猫が怖がる音は「大きな音」と、なんとなく思いつくのですが、猫が怖がる音には共通点があるのでしょうか?

◆猫が嫌いな音は「大きな音」

掃除機 ドライヤー 雷 花火 電話

猫が怖がる音の代表的なものとしては、掃除機やドライヤー、雷や花火などの普段聞きなれない大きな音があげられます。その他には、例えばドアチャイムや電話の音、工事の音、洗濯機、ピアノなどの楽器の音も怖がる猫がいます。
また、猫は男性の低い声を怖がり、子猫の声あたりの音程を好む傾向があるといいます。

こうした好みには、あらゆる動物に共通することをアメリカの博物学者、ユージン・モートンが明らかにしました。

◆動物の声色と嫌いな音が関係している!?

モートンは、鳥類と哺乳類を合わせた合計56種類の動物の声を分析したところ、低くうなるような声を出すときは不快・恐怖・怒りなどマイナスの感情を表し、高く鼻から抜けるような声を出すときは興奮・喜びなどプラスの感情を表すという「音程の法則」を発見しました。

猫の怖がる掃除機やドライヤー、雷や花火の音は爆発的で、大きく、また長く続く低音という共通点があります。モートンの「音程の法則」に照らし合わせると、大きく低い音は不快・恐怖・怒りなどマイナスの感情を表していることになります。

また、モートンはカエルや鳥は、体が大きくて闘争能力が高く、攻撃的な個体ほど低い声で鳴くと発表しています。この原則が猫にも当てはまると考えると、猫にとって掃除機やドライヤー、雷や花火の低くて大きな音は、体が大きく力の強い個体が、怒り狂って襲ってくる、という場面を連想させ、怖がるのかもしれません。

◆猫が好むしゃべり方「ぺティーズ」

猫が好む音もあります。先に記したモートンの「音程の法則」では、子猫のなき声あたりの2000~6000ヘルツの音程は猫に興奮・喜びなどプラスの感情を示します。

猫の好きな音はハッピーな感情を呼び起こす「小さくて甲高い」音。

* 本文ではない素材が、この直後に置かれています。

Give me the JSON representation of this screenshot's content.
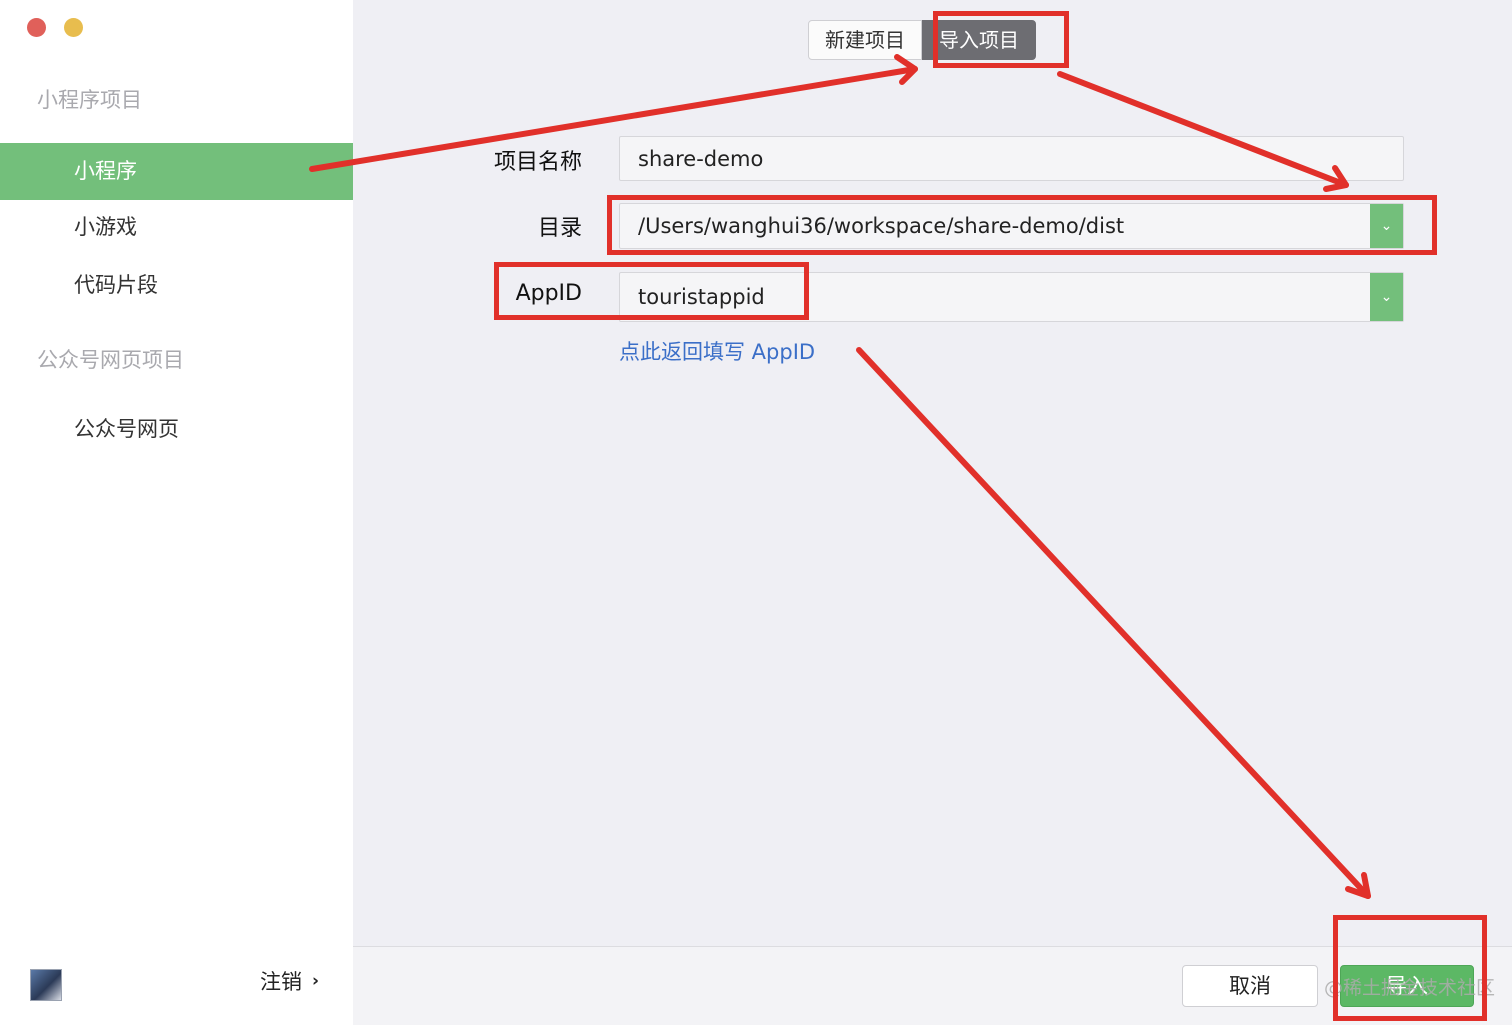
{
  "sidebar": {
    "sections": [
      {
        "title": "小程序项目",
        "items": [
          "小程序",
          "小游戏",
          "代码片段"
        ]
      },
      {
        "title": "公众号网页项目",
        "items": [
          "公众号网页"
        ]
      }
    ],
    "active_item": "小程序",
    "logout_label": "注销"
  },
  "tabs": [
    {
      "label": "新建项目",
      "active": false
    },
    {
      "label": "导入项目",
      "active": true
    }
  ],
  "form": {
    "project_name": {
      "label": "项目名称",
      "value": "share-demo"
    },
    "directory": {
      "label": "目录",
      "value": "/Users/wanghui36/workspace/share-demo/dist"
    },
    "appid": {
      "label": "AppID",
      "value": "touristappid"
    },
    "appid_link": "点此返回填写 AppID"
  },
  "footer": {
    "cancel_label": "取消",
    "confirm_label": "导入"
  },
  "watermark": "@稀土掘金技术社区",
  "colors": {
    "accent_green": "#73bf7b",
    "annotation_red": "#e1302a",
    "link_blue": "#3b6fc8"
  }
}
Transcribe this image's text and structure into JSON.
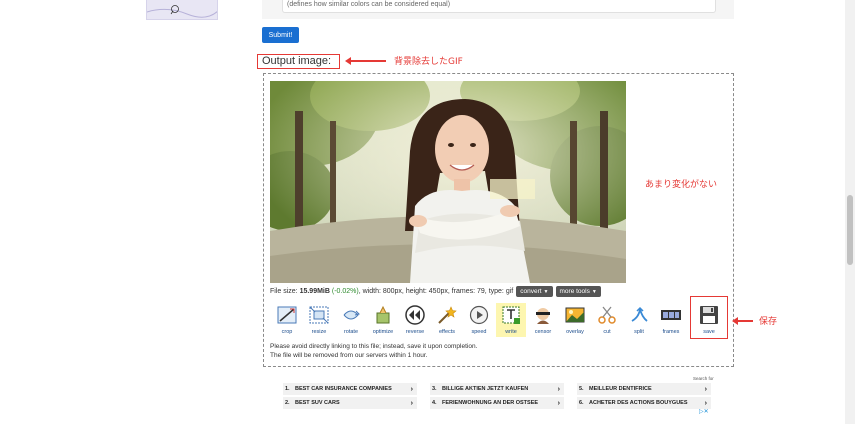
{
  "form": {
    "tolerance_hint": "(defines how similar colors can be considered equal)",
    "submit_label": "Submit!"
  },
  "output": {
    "title": "Output image:"
  },
  "annotations": {
    "gif_note": "背景除去したGIF",
    "no_change_note": "あまり変化がない",
    "save_note": "保存"
  },
  "file_info": {
    "prefix": "File size: ",
    "size": "15.99MiB",
    "delta": "(-0.02%)",
    "details": ", width: 800px, height: 450px, frames: 79, type: gif",
    "convert_label": "convert",
    "more_tools_label": "more tools"
  },
  "tools": [
    {
      "label": "crop",
      "icon": "crop-icon"
    },
    {
      "label": "resize",
      "icon": "resize-icon"
    },
    {
      "label": "rotate",
      "icon": "rotate-icon"
    },
    {
      "label": "optimize",
      "icon": "optimize-icon"
    },
    {
      "label": "reverse",
      "icon": "reverse-icon"
    },
    {
      "label": "effects",
      "icon": "effects-icon"
    },
    {
      "label": "speed",
      "icon": "speed-icon"
    },
    {
      "label": "write",
      "icon": "write-icon",
      "active": true
    },
    {
      "label": "censor",
      "icon": "censor-icon"
    },
    {
      "label": "overlay",
      "icon": "overlay-icon"
    },
    {
      "label": "cut",
      "icon": "cut-icon"
    },
    {
      "label": "split",
      "icon": "split-icon"
    },
    {
      "label": "frames",
      "icon": "frames-icon"
    },
    {
      "label": "save",
      "icon": "save-icon"
    }
  ],
  "notice": {
    "line1": "Please avoid directly linking to this file; instead, save it upon completion.",
    "line2": "The file will be removed from our servers within 1 hour."
  },
  "ads": {
    "label": "Search for",
    "items": [
      {
        "num": "1.",
        "text": "BEST CAR INSURANCE COMPANIES"
      },
      {
        "num": "3.",
        "text": "BILLIGE AKTIEN JETZT KAUFEN"
      },
      {
        "num": "5.",
        "text": "MEILLEUR DENTIFRICE"
      },
      {
        "num": "2.",
        "text": "BEST SUV CARS"
      },
      {
        "num": "4.",
        "text": "FERIENWOHNUNG AN DER OSTSEE"
      },
      {
        "num": "6.",
        "text": "ACHETER DES ACTIONS BOUYGUES"
      }
    ]
  },
  "colors": {
    "accent_red": "#e53935",
    "submit_blue": "#1a6fd1",
    "link_blue": "#1b4c8c",
    "delta_green": "#2e8b2e"
  }
}
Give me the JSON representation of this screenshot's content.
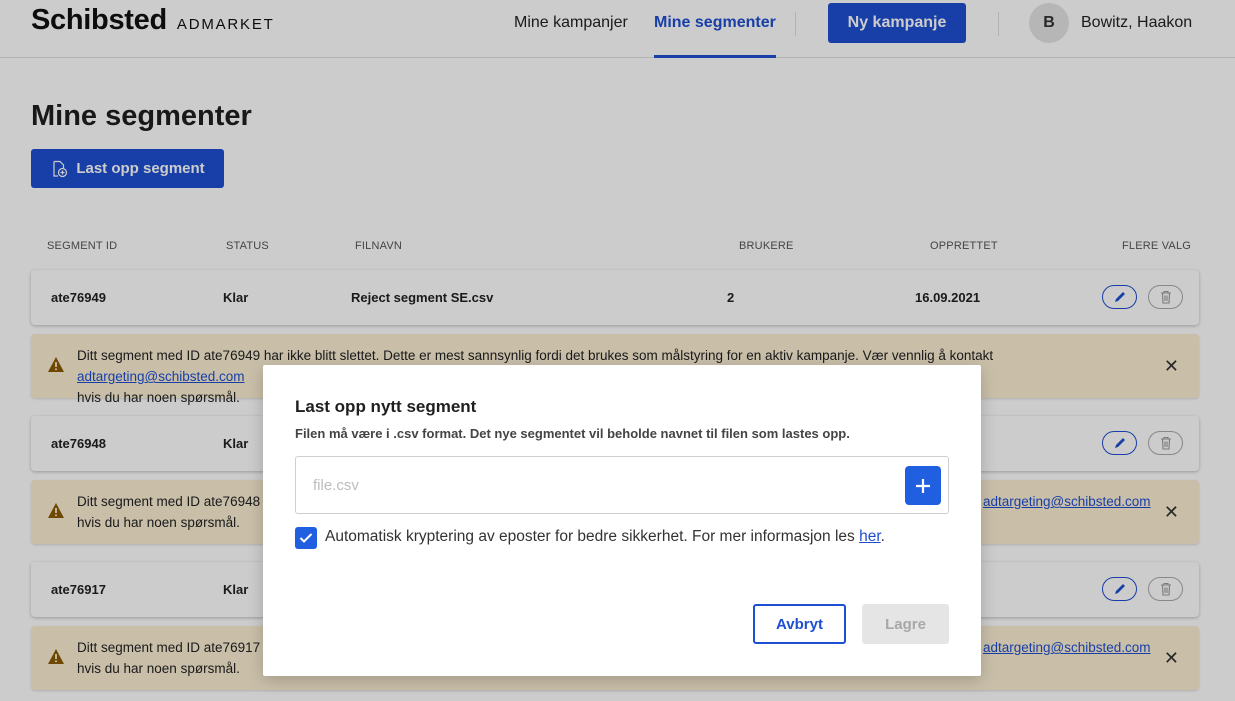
{
  "header": {
    "logo_main": "Schibsted",
    "logo_sub": "ADMARKET",
    "nav": [
      "Mine kampanjer",
      "Mine segmenter"
    ],
    "new_campaign": "Ny kampanje",
    "avatar_initial": "B",
    "user_name": "Bowitz, Haakon"
  },
  "page": {
    "title": "Mine segmenter",
    "upload_button": "Last opp segment"
  },
  "table": {
    "columns": [
      "SEGMENT ID",
      "STATUS",
      "FILNAVN",
      "BRUKERE",
      "OPPRETTET",
      "FLERE VALG"
    ],
    "rows": [
      {
        "id": "ate76949",
        "status": "Klar",
        "filename": "Reject segment SE.csv",
        "users": "2",
        "created": "16.09.2021"
      },
      {
        "id": "ate76948",
        "status": "Klar",
        "filename": "",
        "users": "",
        "created": ""
      },
      {
        "id": "ate76917",
        "status": "Klar",
        "filename": "",
        "users": "",
        "created": ""
      }
    ],
    "warnings": [
      {
        "text": "Ditt segment med ID ate76949 har ikke blitt slettet. Dette er mest sannsynlig fordi det brukes som målstyring for en aktiv kampanje. Vær vennlig å kontakt ",
        "link": "adtargeting@schibsted.com",
        "text2": "hvis du har noen spørsmål."
      },
      {
        "text": "Ditt segment med ID ate76948 h",
        "link": "adtargeting@schibsted.com",
        "text2": "hvis du har noen spørsmål."
      },
      {
        "text": "Ditt segment med ID ate76917 h",
        "link": "adtargeting@schibsted.com",
        "text2": "hvis du har noen spørsmål."
      }
    ]
  },
  "modal": {
    "title": "Last opp nytt segment",
    "subtitle": "Filen må være i .csv format. Det nye segmentet vil beholde navnet til filen som lastes opp.",
    "file_placeholder": "file.csv",
    "checkbox_label": "Automatisk kryptering av eposter for bedre sikkerhet. For mer informasjon les ",
    "checkbox_link": "her",
    "checkbox_end": ".",
    "checked": true,
    "cancel": "Avbryt",
    "save": "Lagre"
  },
  "colors": {
    "primary": "#1f4fd1",
    "warning_bg": "#fcefd4",
    "warning_icon": "#8a5a00"
  },
  "icons": [
    "file-add-icon",
    "edit-icon",
    "trash-icon",
    "warning-icon",
    "close-icon",
    "plus-icon",
    "check-icon"
  ]
}
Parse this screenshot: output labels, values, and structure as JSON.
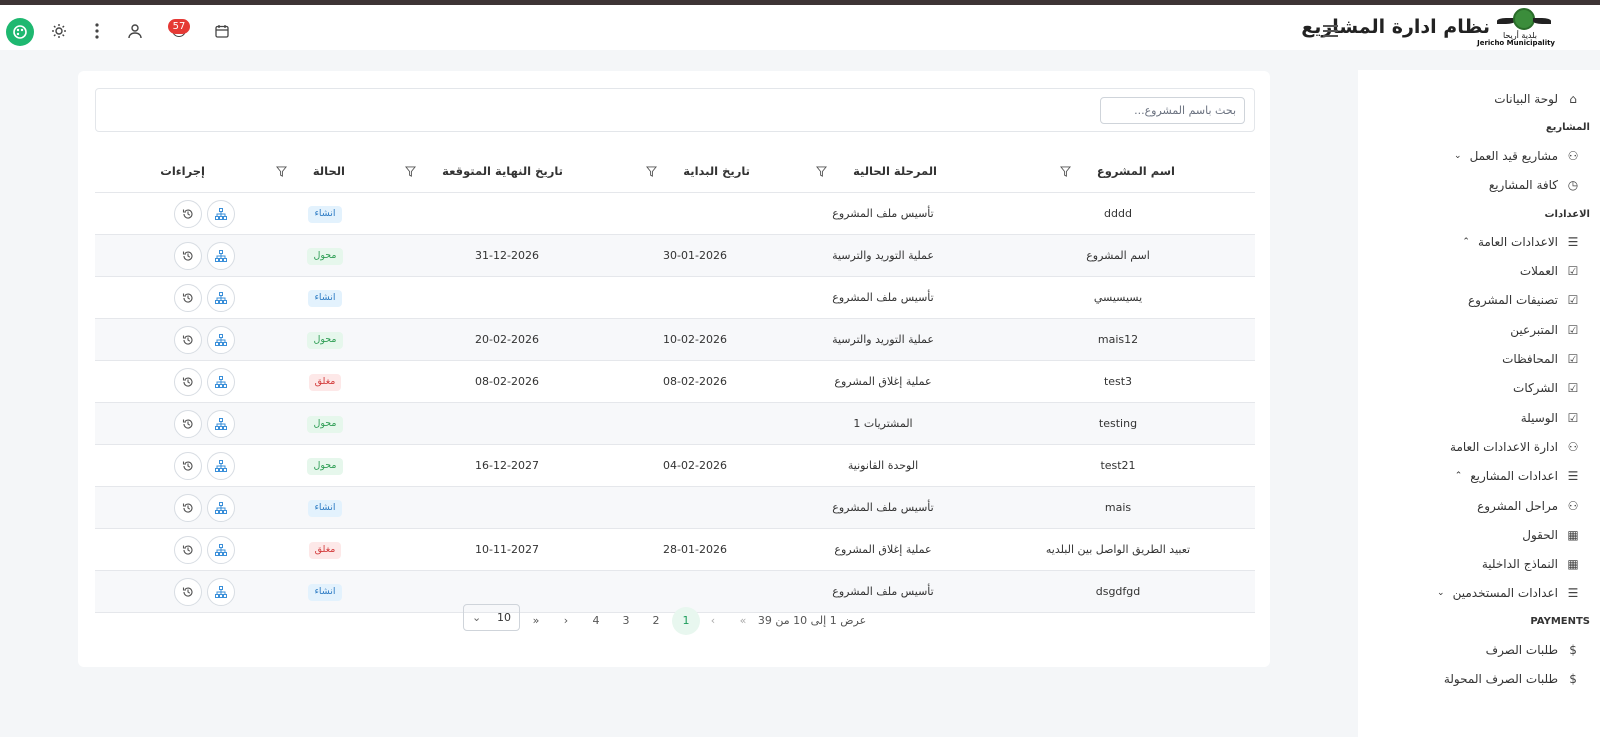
{
  "header": {
    "app_title": "نظام ادارة المشاريع",
    "logo_ar": "بلدية أريحا",
    "logo_en": "Jericho Municipality",
    "notification_count": "57"
  },
  "sidebar": {
    "dashboard": "لوحة البيانات",
    "section_projects": "المشاريع",
    "projects_in_progress": "مشاريع قيد العمل",
    "all_projects": "كافة المشاريع",
    "section_settings": "الاعدادات",
    "general_settings": "الاعدادات العامة",
    "currencies": "العملات",
    "project_categories": "تصنيفات المشروع",
    "donors": "المتبرعين",
    "governorates": "المحافظات",
    "companies": "الشركات",
    "method": "الوسيلة",
    "general_settings_admin": "ادارة الاعدادات العامة",
    "project_settings": "اعدادات المشاريع",
    "project_phases": "مراحل المشروع",
    "fields": "الحقول",
    "internal_forms": "النماذج الداخلية",
    "user_settings": "اعدادات المستخدمين",
    "section_payments": "PAYMENTS",
    "payment_requests": "طلبات الصرف",
    "transferred_payment_requests": "طلبات الصرف المحولة"
  },
  "search": {
    "placeholder": "بحث باسم المشروع..."
  },
  "table": {
    "headers": {
      "name": "اسم المشروع",
      "phase": "المرحلة الحالية",
      "start": "تاريخ البداية",
      "end": "تاريخ النهاية المتوقعة",
      "status": "الحالة",
      "actions": "إجراءات"
    },
    "rows": [
      {
        "name": "dddd",
        "phase": "تأسيس ملف المشروع",
        "start": "",
        "end": "",
        "status": "انشاء"
      },
      {
        "name": "اسم المشروع",
        "phase": "عملية التوريد والترسية",
        "start": "30-01-2026",
        "end": "31-12-2026",
        "status": "محول"
      },
      {
        "name": "يسيسيسي",
        "phase": "تأسيس ملف المشروع",
        "start": "",
        "end": "",
        "status": "انشاء"
      },
      {
        "name": "mais12",
        "phase": "عملية التوريد والترسية",
        "start": "10-02-2026",
        "end": "20-02-2026",
        "status": "محول"
      },
      {
        "name": "test3",
        "phase": "عملية إغلاق المشروع",
        "start": "08-02-2026",
        "end": "08-02-2026",
        "status": "مغلق"
      },
      {
        "name": "testing",
        "phase": "المشتريات 1",
        "start": "",
        "end": "",
        "status": "محول"
      },
      {
        "name": "test21",
        "phase": "الوحدة القانونية",
        "start": "04-02-2026",
        "end": "16-12-2027",
        "status": "محول"
      },
      {
        "name": "mais",
        "phase": "تأسيس ملف المشروع",
        "start": "",
        "end": "",
        "status": "انشاء"
      },
      {
        "name": "تعبيد الطريق الواصل بين البلديه",
        "phase": "عملية إغلاق المشروع",
        "start": "28-01-2026",
        "end": "10-11-2027",
        "status": "مغلق"
      },
      {
        "name": "dsgdfgd",
        "phase": "تأسيس ملف المشروع",
        "start": "",
        "end": "",
        "status": "انشاء"
      }
    ]
  },
  "pagination": {
    "summary": "عرض 1 إلى 10 من 39",
    "first": "«",
    "prev": "‹",
    "pages": [
      "1",
      "2",
      "3",
      "4"
    ],
    "next": "›",
    "last": "»",
    "page_size": "10"
  },
  "colors": {
    "accent": "#1eb870",
    "status_create": "#2e7cc4",
    "status_transferred": "#2f9e55",
    "status_closed": "#d33b3b"
  }
}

猫に好かれようとするならば、囁くように、高めの声で猫に話しかけましょう。

これを日常的に取り入れる話し方があります。言葉を理解できない乳幼児に対し、大人が話しかけるときの万国共通の話し方である「マザリーズ」のペット版「ペティーズ」です。猫に対して赤ちゃんに対して話しかけるようにします。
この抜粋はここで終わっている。